Spring Breakers  (Harmony Korine, 2012)
Quasi das für die Mega-Party, was "Sucker Punch" für den Actionfilm ist: Verherrlichung und Überdosis in einem. Laute Musik, neonfarbige Bilder, verschütteter Alkohol und nackte Körper im Übermaß, dabei aus dem Off die naive Stimme eines Mädchens, was seiner Mutter eintrichtert, wie cool die Leute drauf sind, wie viel Spaß sie hat und dass sie nie wieder hier weg will. Die knappe Handlung wird in vermeintlich kurzen 92 Minuten mal herrlich ausgedehnt.

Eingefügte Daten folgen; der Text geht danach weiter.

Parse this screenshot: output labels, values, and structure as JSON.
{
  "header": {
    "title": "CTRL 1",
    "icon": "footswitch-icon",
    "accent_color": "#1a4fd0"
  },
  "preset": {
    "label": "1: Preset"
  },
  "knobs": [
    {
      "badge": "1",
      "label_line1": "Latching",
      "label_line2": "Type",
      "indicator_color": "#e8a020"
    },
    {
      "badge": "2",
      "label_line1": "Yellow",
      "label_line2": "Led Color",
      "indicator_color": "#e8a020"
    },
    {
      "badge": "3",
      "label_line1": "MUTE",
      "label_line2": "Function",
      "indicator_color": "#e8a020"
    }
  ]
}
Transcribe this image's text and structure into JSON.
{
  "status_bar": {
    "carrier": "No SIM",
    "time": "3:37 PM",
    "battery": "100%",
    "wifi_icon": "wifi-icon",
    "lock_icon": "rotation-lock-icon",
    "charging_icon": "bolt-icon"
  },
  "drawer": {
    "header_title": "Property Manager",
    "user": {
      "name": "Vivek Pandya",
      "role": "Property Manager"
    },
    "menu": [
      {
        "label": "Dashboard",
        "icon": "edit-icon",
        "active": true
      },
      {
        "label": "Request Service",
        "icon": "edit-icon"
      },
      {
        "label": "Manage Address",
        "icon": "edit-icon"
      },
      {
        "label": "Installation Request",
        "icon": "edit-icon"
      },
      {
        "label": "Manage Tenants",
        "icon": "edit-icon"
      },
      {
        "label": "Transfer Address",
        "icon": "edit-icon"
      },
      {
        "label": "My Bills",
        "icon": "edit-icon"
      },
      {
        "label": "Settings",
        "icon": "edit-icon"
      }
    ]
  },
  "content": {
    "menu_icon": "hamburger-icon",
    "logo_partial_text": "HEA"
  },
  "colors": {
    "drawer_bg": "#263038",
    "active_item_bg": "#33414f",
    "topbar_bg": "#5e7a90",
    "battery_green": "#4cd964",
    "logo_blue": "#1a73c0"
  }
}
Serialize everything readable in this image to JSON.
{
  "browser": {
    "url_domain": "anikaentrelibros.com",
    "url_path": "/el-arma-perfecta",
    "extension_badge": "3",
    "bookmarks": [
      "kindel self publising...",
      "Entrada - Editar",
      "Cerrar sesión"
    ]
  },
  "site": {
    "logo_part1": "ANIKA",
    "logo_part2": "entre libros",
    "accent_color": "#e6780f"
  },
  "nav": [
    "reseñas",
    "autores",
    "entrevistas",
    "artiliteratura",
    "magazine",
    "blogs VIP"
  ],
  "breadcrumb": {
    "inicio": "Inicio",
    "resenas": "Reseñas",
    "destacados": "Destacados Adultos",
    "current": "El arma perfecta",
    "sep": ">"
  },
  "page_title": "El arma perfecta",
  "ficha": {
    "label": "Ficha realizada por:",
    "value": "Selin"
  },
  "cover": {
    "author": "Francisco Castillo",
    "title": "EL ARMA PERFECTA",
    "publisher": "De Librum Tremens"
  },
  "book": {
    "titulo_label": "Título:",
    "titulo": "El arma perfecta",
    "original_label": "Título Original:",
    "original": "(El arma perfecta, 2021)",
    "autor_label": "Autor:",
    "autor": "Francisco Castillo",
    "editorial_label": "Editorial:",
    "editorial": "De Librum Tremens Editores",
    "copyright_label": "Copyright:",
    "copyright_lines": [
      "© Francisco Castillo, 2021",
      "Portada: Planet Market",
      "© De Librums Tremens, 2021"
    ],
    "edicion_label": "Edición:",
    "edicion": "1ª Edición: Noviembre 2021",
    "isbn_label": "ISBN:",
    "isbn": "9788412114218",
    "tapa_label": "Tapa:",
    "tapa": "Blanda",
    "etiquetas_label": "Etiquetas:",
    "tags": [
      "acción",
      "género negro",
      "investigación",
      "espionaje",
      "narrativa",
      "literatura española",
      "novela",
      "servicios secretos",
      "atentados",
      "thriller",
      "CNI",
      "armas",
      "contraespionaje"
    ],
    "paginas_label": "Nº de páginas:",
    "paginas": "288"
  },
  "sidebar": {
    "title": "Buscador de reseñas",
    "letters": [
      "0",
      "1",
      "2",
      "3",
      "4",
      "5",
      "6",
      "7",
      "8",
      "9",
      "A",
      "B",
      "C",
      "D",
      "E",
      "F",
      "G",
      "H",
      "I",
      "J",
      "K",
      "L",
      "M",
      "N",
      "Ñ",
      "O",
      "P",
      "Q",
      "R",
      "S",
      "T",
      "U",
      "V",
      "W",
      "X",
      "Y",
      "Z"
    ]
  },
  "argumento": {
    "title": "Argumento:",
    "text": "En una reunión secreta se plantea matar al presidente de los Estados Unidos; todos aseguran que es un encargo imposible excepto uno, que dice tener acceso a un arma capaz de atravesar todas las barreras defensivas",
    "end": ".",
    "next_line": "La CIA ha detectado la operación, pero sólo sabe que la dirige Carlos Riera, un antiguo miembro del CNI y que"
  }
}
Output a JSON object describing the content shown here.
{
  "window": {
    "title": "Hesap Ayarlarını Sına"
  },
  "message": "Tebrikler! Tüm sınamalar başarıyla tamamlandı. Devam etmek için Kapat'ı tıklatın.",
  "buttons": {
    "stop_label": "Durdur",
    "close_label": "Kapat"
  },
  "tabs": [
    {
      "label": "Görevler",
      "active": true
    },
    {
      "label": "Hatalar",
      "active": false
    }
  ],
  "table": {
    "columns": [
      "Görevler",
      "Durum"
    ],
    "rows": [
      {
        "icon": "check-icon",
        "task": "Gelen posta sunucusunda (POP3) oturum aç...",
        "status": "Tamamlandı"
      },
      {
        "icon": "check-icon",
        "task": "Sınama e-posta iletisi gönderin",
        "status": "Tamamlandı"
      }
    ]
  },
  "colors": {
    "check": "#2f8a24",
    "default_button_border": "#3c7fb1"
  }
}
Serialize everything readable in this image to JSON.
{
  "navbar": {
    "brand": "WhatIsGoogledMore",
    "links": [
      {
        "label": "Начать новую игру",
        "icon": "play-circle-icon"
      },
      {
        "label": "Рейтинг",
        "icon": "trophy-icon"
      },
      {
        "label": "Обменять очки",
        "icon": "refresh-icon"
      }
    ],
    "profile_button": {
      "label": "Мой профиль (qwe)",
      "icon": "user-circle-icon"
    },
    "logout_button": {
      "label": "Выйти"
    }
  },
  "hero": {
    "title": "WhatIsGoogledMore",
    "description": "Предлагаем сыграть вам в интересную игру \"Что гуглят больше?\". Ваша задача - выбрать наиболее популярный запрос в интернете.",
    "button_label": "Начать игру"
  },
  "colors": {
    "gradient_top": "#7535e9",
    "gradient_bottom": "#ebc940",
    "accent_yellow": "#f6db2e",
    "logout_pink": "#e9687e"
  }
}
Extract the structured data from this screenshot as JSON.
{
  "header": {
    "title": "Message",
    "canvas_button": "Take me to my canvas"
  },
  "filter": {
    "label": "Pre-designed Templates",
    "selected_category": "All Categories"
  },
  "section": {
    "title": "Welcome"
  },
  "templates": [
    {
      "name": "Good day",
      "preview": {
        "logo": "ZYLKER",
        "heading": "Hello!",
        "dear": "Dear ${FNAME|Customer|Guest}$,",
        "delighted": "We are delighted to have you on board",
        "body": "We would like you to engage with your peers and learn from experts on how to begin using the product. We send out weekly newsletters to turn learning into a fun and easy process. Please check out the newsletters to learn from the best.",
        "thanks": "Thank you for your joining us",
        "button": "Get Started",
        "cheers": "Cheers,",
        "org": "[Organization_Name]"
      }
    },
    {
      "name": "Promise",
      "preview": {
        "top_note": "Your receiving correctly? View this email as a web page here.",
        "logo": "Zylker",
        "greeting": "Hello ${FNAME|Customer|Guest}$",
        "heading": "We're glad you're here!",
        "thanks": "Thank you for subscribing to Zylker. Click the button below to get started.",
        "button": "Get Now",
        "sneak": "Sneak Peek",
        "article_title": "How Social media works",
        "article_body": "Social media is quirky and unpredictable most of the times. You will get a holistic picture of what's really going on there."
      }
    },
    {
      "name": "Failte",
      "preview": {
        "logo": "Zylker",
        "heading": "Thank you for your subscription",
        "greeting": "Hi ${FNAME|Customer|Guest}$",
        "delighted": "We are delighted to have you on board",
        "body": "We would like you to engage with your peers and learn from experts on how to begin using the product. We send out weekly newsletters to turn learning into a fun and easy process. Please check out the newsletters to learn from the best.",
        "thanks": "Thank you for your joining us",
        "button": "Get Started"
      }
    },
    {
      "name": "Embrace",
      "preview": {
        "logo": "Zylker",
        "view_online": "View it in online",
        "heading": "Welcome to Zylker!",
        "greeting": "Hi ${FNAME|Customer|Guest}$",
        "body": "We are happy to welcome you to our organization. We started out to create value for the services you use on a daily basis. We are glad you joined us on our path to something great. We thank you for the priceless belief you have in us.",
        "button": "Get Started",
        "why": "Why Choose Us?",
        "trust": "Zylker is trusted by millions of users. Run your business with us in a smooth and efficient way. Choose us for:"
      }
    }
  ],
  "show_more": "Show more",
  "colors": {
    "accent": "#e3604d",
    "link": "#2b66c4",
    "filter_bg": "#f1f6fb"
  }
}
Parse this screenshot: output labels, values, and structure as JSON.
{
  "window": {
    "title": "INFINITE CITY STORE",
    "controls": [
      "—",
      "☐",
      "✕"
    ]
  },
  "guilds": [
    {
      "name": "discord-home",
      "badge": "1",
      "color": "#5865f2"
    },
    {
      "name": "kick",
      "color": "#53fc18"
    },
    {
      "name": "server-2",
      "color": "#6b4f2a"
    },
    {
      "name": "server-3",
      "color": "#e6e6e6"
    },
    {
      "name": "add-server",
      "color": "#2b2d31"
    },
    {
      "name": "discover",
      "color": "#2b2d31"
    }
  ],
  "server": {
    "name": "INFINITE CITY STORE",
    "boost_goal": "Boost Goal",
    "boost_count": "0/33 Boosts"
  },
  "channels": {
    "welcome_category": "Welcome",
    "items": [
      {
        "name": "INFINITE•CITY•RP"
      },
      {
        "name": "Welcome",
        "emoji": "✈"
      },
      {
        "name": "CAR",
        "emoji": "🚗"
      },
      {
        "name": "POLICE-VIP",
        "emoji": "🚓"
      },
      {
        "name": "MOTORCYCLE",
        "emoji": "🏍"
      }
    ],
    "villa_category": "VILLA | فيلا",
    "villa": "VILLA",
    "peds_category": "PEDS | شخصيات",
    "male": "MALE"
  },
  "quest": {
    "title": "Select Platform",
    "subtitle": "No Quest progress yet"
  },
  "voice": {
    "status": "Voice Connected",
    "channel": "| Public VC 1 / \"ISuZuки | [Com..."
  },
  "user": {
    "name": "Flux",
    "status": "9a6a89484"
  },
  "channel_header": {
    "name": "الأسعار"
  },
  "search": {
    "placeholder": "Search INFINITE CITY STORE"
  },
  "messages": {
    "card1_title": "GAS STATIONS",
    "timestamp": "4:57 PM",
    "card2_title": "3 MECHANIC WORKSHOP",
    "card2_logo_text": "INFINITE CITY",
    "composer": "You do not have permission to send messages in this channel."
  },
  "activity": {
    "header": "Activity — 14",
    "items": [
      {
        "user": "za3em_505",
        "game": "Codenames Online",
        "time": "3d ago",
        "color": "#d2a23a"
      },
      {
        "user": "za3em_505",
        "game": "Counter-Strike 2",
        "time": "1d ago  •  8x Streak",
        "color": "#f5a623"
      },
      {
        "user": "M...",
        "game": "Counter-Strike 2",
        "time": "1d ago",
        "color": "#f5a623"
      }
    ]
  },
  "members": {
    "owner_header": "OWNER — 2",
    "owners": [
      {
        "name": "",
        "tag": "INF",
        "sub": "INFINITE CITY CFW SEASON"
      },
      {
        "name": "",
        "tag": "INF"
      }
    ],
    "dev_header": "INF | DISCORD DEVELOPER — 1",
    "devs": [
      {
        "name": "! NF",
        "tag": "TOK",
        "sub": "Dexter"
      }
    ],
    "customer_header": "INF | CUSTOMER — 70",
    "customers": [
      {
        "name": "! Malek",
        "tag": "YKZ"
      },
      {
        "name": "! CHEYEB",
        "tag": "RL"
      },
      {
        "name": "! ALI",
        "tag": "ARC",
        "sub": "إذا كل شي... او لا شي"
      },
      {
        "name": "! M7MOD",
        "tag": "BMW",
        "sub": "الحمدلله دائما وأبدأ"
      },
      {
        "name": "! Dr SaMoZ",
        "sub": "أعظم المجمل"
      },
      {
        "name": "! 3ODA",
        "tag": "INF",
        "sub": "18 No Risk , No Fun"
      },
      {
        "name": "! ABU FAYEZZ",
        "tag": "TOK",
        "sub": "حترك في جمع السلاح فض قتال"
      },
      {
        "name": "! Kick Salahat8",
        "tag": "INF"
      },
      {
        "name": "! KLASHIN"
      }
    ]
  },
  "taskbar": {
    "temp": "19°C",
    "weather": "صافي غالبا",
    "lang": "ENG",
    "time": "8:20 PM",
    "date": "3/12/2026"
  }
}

Zweimal wird herrlich Britney Spears nachgesungen und auch sonst großartige(!) Musik, mit DubStep von Skrillex, einnehmenden Cliff Martinez-Tönen, wie sie schon "Drive" eine stimmige Atmosphäre gaben, natürlich vier Gören, die nur oberflächlich das Pack nachstellen, was sich unter die Spring Break-Szene ordnet und der wie aus GTA entsprungene, alles besitzende Gangster mit Rasterlocken, göttlich gespielt von James Franco. Witzig ist auch, dass hier im Horrorfilm-Prinzip einer nach dem anderen abspringt, egal wie vorher noch behauptet wurde, dass das alles doch so megageil ist. Ein herrliches Erlebnis, was sich über eine Party-Generation und Tony Montana-Anhänger schillernd amüsiert, ohne aber dabei mit dem Zeigefinger zu wedeln. Kompromisslos behält der Film seinen Stil aus stylischen Häppchen fürs Auge und Dauer-Onelinern. Das war für mich ein purer Genuss. In diesem Sinne: "Spring Break forever, bitches!"